For the men’s pair, the crew of Silas Stafford (Santa Rosa, Calif.) and Tom Peszek (Farmington Hills, Mich.) will have some very powerful and accomplished boats to work through if they want to contend. The last pair cut from the eight camp, Stafford and Peszek won at the 2012 Olympic Trials – Rowing last month to secure their seats in London.
Peszek helped qualify the boat at the World Rowing Championships in Bled with a ninth-place finish, while Stafford was in the four that finished fifth in 2010. Leading the list of favored winners should be the three-time world champions, Eric Murray and Hamish Bond of New Zealand and the crews from Great Britain and Australia.
The U.S. reached the final in Beijing, finishing sixth. While Australia won, New Zealand was third. Murray and Hamish have won the last three world titles and were chased down the course every time by second place Great Britain.
Finally, 2008 Olympian Ken Jurkowski (New Fairfield, Conn.) will take another shot at one of the most competitive rowing events in the Olympic Games, the men’s single sculls. This is an event that has seen foreign crews dominate the Olympic field since 1956.
While the U.S. took nine Olympic medals between 1904 and 1956, the last American to win an Olympic gold medal in the event was Philadelphia’s John B. Kelly, Sr. in 1920. Americans won another eight world championship medals, including two gold, but the last to win a world title was Jamie Koven in 1997.

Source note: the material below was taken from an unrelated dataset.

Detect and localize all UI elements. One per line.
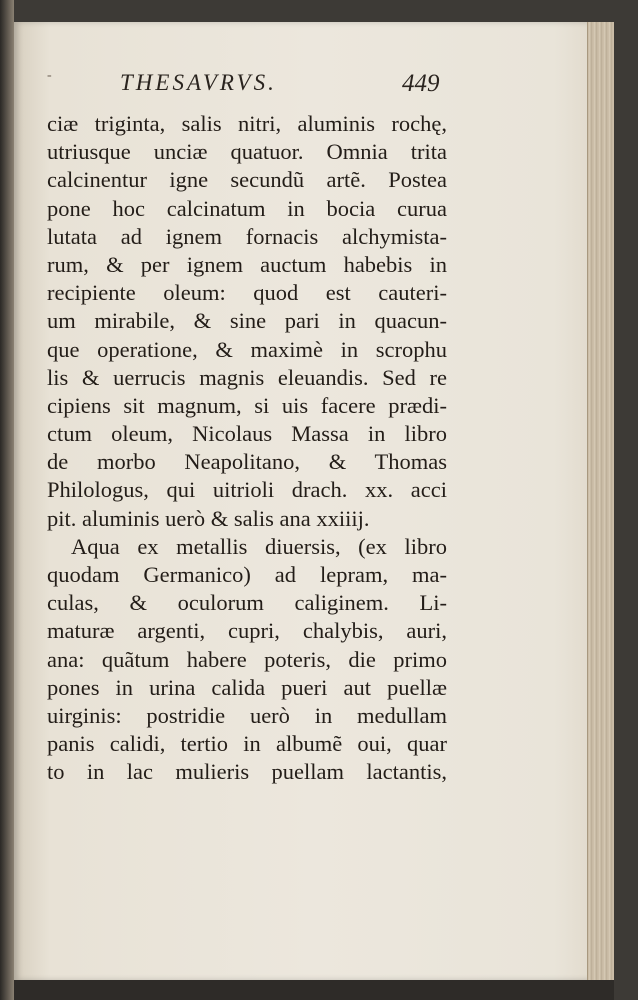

Norway’s, Olaf Tufte is the defending Olympic champion, however, since 2008, three men have shared the podium, never once finishing in the same order, including New Zealand’s Mahe Drysdale, Ondrej Synek from the Czech Republic and Great Britain’s Alan Campbell.

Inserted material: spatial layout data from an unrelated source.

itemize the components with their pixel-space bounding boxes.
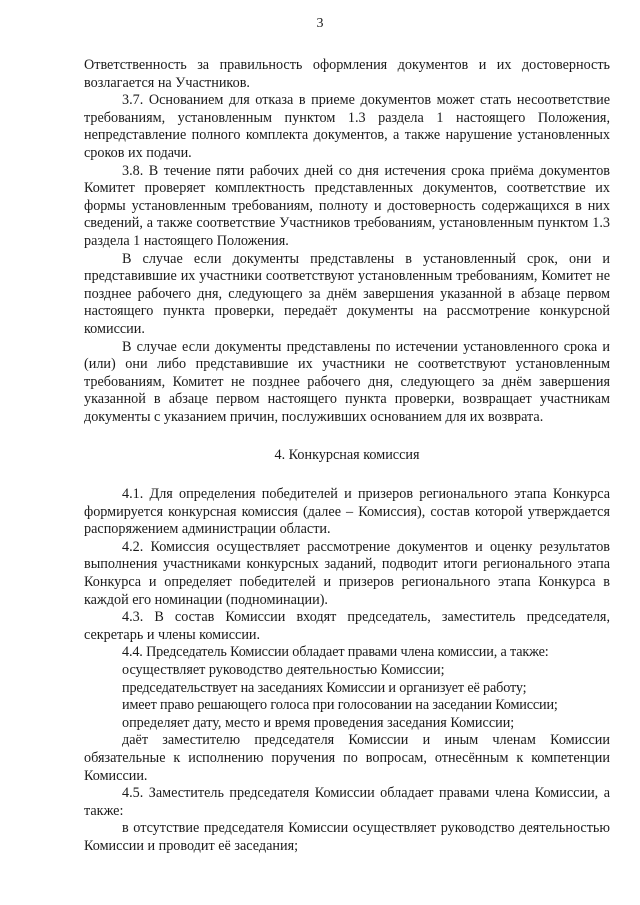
paragraph-3-8: 3.8. В течение пяти рабочих дней со дня истечения срока приёма документов Комитет проверяет комплектность представленных документов, соответствие их формы установленным требованиям, полноту и достоверность содержащихся в них сведений, а также соответствие Участников требованиям, установленным пунктом 1.3 раздела 1 настоящего Положения. bbox=[84, 162, 610, 249]
paragraph-4-2: 4.2. Комиссия осуществляет рассмотрение документов и оценку результатов выполнения участниками конкурсных заданий, подводит итоги регионального этапа Конкурса и определяет победителей и призеров регионального этапа Конкурса в каждой его номинации (подноминации). bbox=[84, 538, 610, 608]
paragraph-4-1: 4.1. Для определения победителей и призеров регионального этапа Конкурса формируется конкурсная комиссия (далее – Комиссия), состав которой утверждается распоряжением администрации области. bbox=[84, 486, 610, 538]
paragraph-4-5: 4.5. Заместитель председателя Комиссии обладает правами члена Комиссии, а также: bbox=[84, 785, 610, 819]
paragraph-4-3: 4.3. В состав Комиссии входят председатель, заместитель председателя, секретарь и члены комиссии. bbox=[84, 609, 610, 643]
paragraph-deputy-duty-1: в отсутствие председателя Комиссии осуществляет руководство деятельностью Комиссии и проводит её заседания; bbox=[84, 820, 610, 854]
paragraph-responsibility: Ответственность за правильность оформления документов и их достоверность возлагается на Участников. bbox=[84, 57, 610, 91]
page-number: 3 bbox=[316, 16, 324, 31]
paragraph-chair-duty-3: имеет право решающего голоса при голосовании на заседании Комиссии; bbox=[122, 697, 558, 714]
paragraph-chair-duty-2: председательствует на заседаниях Комиссии и организует её работу; bbox=[122, 679, 527, 696]
paragraph-chair-duty-1: осуществляет руководство деятельностью Комиссии; bbox=[122, 662, 445, 678]
paragraph-3-7: 3.7. Основанием для отказа в приеме документов может стать несоответствие требованиям, установленным пунктом 1.3 раздела 1 настоящего Положения, непредставление полного комплекта документов, а также нарушение установленных сроков их подачи. bbox=[84, 92, 610, 161]
paragraph-documents-returned: В случае если документы представлены по истечении установленного срока и (или) они либо представившие их участники не соответствуют установленным требованиям, Комитет не позднее рабочего дня, следующего за днём завершения указанной в абзаце первом настоящего пункта проверки, возвращает участникам документы с указанием причин, послуживших основанием для их возврата. bbox=[84, 338, 610, 425]
section-heading: 4. Конкурсная комиссия bbox=[274, 447, 420, 464]
paragraph-chair-duty-4: определяет дату, место и время проведения заседания Комиссии; bbox=[122, 714, 515, 731]
document-body bbox=[84, 57, 610, 856]
paragraph-chair-duty-5: даёт заместителю председателя Комиссии и иным членам Комиссии обязательные к исполнению поручения по вопросам, отнесённым к компетенции Комиссии. bbox=[84, 732, 610, 784]
paragraph-4-4: 4.4. Председатель Комиссии обладает правами члена комиссии, а также: bbox=[122, 644, 549, 661]
paragraph-documents-accepted: В случае если документы представлены в установленный срок, они и представившие их участники соответствуют установленным требованиям, Комитет не позднее рабочего дня, следующего за днём завершения указанной в абзаце первом настоящего пункта проверки, передаёт документы на рассмотрение конкурсной комиссии. bbox=[84, 250, 610, 337]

Drysdale won in 2011 and 2009, Synek won in 2010 and was third in 2009, while Campbell was second in 2009 and third in both 2010 and 2011.
Jurkowski qualified the boat on Lake Bled last summer, followed that with a win at the National Selection Regatta #1 this past spring, and then won the Olympic Trials in the event to secure his place in London.
He has years of experience to draw on. He finished 11th in 2008, and rowed the last two world championships for the U.S., finishing 11th last year and 12th in 2010.
“It’s definitely a long journey,” he said after winning at trials. “There’s a lot of steps to take and the biggest key is working hard every day and getting the most you can out of every stroke you take.”
Comparing his 2008 quest to this year, Jurkowski said it was a much different experience.
“The work that went into them is significant, obviously, but the lead up is very different and the experience shapes how that goes. It’s hard really to compare year-to-year even, every year is different and you learn new things and you try them,” he said.
“Yes, I’m very excited to be competing and I’ll do everything I can to give my best effort for the Olympics.”